Harvard Residents Reach Out to Muslims After City Council Rejects Bid for Islamic Boarding School

August 24, 2005

Source: Chicago Tribune


On August 24, 2005 the Chicago Tribune reported, "After a plan to bring an Islamic boarding school to Harvard was rejected by the City Council and neighbors who hired an attorney to block it, some residents reached out to the Muslim foundation recently with a unique offer. The Harvard Human Relations Commission, working with a local real estate agent, sent the Ibrahim Educational Foundation listings of four properties for sale in town and asked the group to give the city another chance. Janie Galarza, chairwoman of the commission, said she felt the city treated the Muslims poorly and wants them to know that many residents would welcome their school.
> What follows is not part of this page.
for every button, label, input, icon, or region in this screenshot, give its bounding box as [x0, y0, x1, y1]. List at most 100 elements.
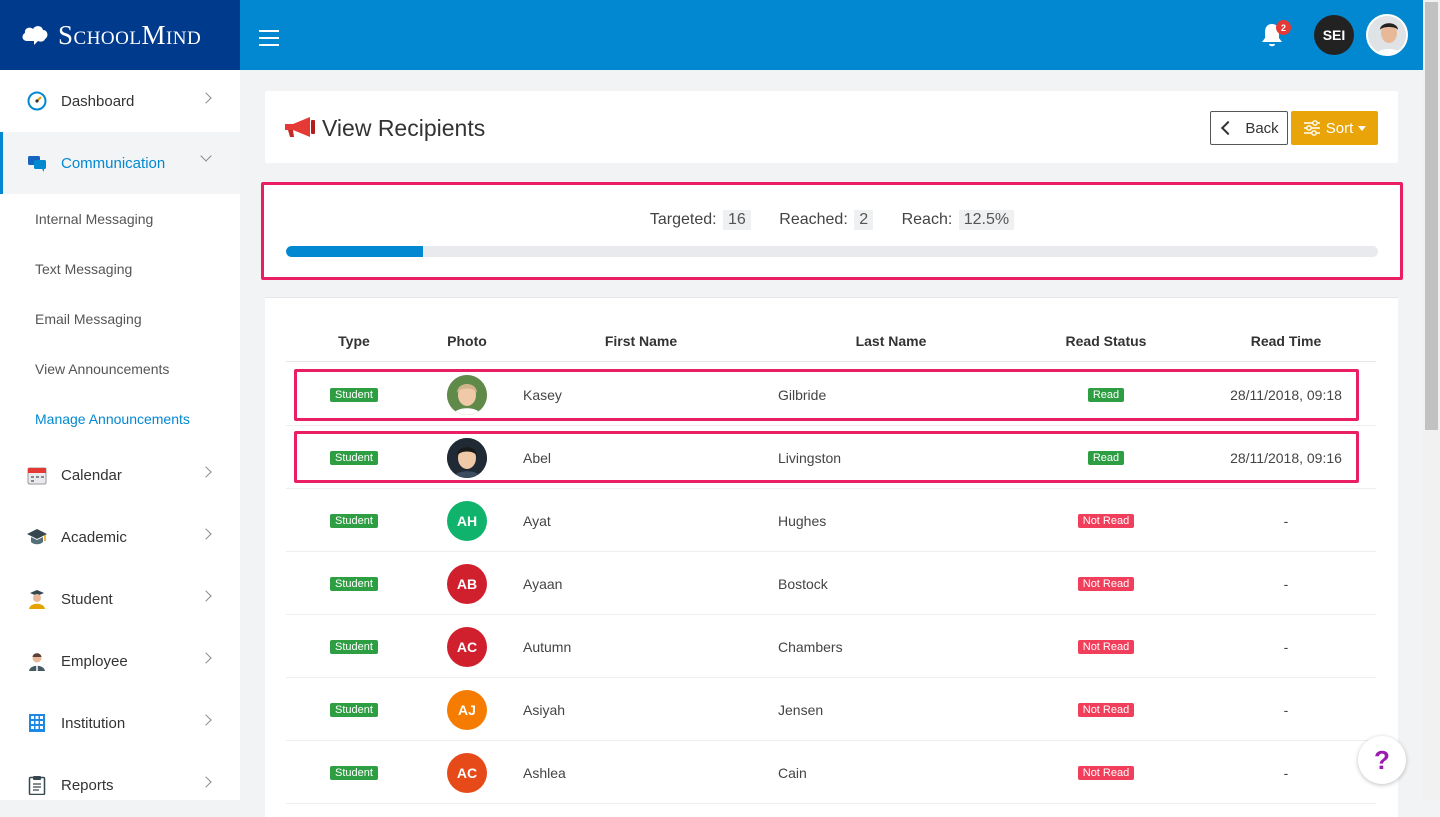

It was just a matter of finding the right location, she said... Originally, Hamid and Mazher Ahmed of Batavia, who sit on the foundation's board, wanted to buy a vacant brick church that sits at the end of Old Orchard Road, a winding street in a residential neighborhood. Mayor Jay Nolan lives across the street from the church. Expecting some opposition, the Ahmeds held an open house at the church in April and invited neighbors to meet with them, but no one showed up. A few weeks later, however, about 70 neighbors and residents packed a public hearing, with an attorney to oppose the plan to convert the church and its parsonage into a boarding school for Muslim boys. Mazher Ahmed said she was grateful for the new offer but is reluctant to return to Harvard."